Nos programas de tratamento da dependência, os médicos prescrevem outro derivado do ópio, a metadona, com a finalidade de aplacar os sintomas da abstinência de heroína e tirar o dependente das garras do traficante. Na verdade, substituem um opioide por outro.

A tolerância, que leva ao aumento progressivo das doses em busca de uma euforia cada vez mais difícil de obter, é a principal responsável pelas mortes por overdose.

A oxicodona, opioide sintetizado na Alemanha em 1916, começou a ser comercializada nos Estados Unidos com o nome de Oxycontin, a partir de 1995. A Purdue Pharma empregou estratégias de marketing tão agressivas que acabou processada em decorrência da epidemia de óbitos por overdose que assola cidades americanas.

O que já vinha mal, piorou muito em 2013, quando o mercado americano foi invadido por um opioide usado em anestesia nos hospitais: o fentanil, cerca de cem vezes mais potente do que a morfina.

Com a droga produzida em laboratórios clandestinos na Ásia, principalmente na China e na Índia, o tráfico se beneficiou dos baixos custos de fabricação, da facilidade de transporte, da enorme margem de lucro e da rede de traficantes mexicanos que dominam as rotas junto à fronteira com os Estados Unidos —os maiores consumidores mundiais de drogas ilícitas.

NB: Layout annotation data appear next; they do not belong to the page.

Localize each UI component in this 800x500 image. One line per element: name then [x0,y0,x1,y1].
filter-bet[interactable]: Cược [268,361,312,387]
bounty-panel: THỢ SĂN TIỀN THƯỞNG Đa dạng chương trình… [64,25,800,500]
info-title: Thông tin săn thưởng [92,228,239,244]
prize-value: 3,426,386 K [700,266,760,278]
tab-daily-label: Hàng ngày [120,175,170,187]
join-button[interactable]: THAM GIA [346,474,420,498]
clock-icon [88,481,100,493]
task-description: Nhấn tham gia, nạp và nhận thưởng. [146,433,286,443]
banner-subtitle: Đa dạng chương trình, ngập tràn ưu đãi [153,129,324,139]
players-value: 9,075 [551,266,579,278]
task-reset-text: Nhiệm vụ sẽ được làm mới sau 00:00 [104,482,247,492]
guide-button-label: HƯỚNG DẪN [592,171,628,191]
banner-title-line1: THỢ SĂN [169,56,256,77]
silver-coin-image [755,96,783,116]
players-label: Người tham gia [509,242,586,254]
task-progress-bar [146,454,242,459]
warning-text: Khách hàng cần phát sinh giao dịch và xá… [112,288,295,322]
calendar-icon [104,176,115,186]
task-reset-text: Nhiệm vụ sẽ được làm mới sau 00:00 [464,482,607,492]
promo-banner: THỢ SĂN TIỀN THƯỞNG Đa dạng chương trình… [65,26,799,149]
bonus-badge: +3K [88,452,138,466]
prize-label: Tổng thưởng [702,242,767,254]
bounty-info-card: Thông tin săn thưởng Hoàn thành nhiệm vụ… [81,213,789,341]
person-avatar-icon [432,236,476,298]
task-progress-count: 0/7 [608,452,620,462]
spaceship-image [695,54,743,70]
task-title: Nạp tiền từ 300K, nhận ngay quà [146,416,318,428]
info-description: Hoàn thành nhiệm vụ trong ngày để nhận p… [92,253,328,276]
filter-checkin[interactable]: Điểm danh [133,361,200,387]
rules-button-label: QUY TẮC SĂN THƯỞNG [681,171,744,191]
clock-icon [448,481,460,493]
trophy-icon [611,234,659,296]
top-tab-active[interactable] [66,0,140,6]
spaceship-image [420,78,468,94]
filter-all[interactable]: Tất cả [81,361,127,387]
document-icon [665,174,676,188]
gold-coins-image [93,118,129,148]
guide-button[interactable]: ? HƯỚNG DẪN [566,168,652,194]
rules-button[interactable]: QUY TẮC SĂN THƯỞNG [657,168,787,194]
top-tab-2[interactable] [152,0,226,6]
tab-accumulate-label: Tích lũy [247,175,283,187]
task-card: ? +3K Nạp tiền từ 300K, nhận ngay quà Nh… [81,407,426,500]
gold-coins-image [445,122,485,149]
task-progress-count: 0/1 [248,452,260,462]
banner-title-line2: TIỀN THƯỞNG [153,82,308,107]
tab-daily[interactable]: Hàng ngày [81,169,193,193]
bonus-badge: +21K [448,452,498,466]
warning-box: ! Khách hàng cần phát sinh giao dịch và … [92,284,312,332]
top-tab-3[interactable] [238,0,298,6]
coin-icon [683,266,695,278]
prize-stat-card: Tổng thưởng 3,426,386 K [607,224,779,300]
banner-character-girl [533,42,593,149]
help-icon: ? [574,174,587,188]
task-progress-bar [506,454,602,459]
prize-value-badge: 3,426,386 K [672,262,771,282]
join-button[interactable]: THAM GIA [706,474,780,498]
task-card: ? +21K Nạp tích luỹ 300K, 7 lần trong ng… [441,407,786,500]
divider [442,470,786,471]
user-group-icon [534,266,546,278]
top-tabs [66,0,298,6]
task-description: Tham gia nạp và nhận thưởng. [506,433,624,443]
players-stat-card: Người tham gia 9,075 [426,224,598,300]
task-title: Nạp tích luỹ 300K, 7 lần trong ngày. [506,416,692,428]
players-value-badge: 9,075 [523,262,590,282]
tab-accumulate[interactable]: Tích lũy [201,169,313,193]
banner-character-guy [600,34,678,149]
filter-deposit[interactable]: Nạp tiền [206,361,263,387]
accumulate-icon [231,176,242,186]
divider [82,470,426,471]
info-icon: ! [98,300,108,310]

Ao contrário da heroína, consumida especialmente por pessoas que se concentram em áreas marginais das cidades grandes, o fentanil penetrou fundo na sociedade americana. A facilidade de distribuição e a potência farmacológica provocaram a tragédia que abala o país: as mortes por overdose que se disseminaram entre adolescentes e jovens de classe média, das pequenas cidades do interior. Foram 110 mil óbitos durante o ano de 2023; cerca de 80% causados pelo fentanil, medicamento em que as doses usuais estão muito próximas da dose letal.

Como resultado do aumento da disponibilidade do antídoto naloxone e das campanhas educativas nos meios de comunicação, a epidemia de overdoses começou a dar sinais de arrefecer, a partir de 2024.

A revista Time publicou um artigo em que analisa os novos opioides que começam a entrar nos Estados Unidos: “múltiplos análogos ou variações de opioides conhecidos como nitazenos têm sido detectados em uma dúzia de estados”. “Alguns têm potência semelhante à do fentanil, outros são menos prevalentes, mas exponencialmente mais potentes.”

A presença desses opioides no Brasil ainda é mal documentada. Até aqui, mesmo as apreensões de fentanil têm sido modestas quando comparadas às de crack e cocaína. É o momento certo para campanhas educativas alertarem sobre o risco de parada respiratória que essas drogas trazem. Esse não é um problema exclusivo de americanos e europeus, num mundo globalizado ele nos interessa de perto.

Nos anos 1980, apesar do tempo que tivemos para alertar nossas crianças, de que chegaria aqui a epidemia de crack que assolava as áreas mais pobres das cidades americanas, nada fizemos. Quando o crack invadiu o país, encontrou nossos jovens desprevenidos, sem noção do inferno em que se transformaria suas vidas.

“Não é só a morte que iguala a gente. O crime, a doença e a loucura também”, escreveu Lima Barreto.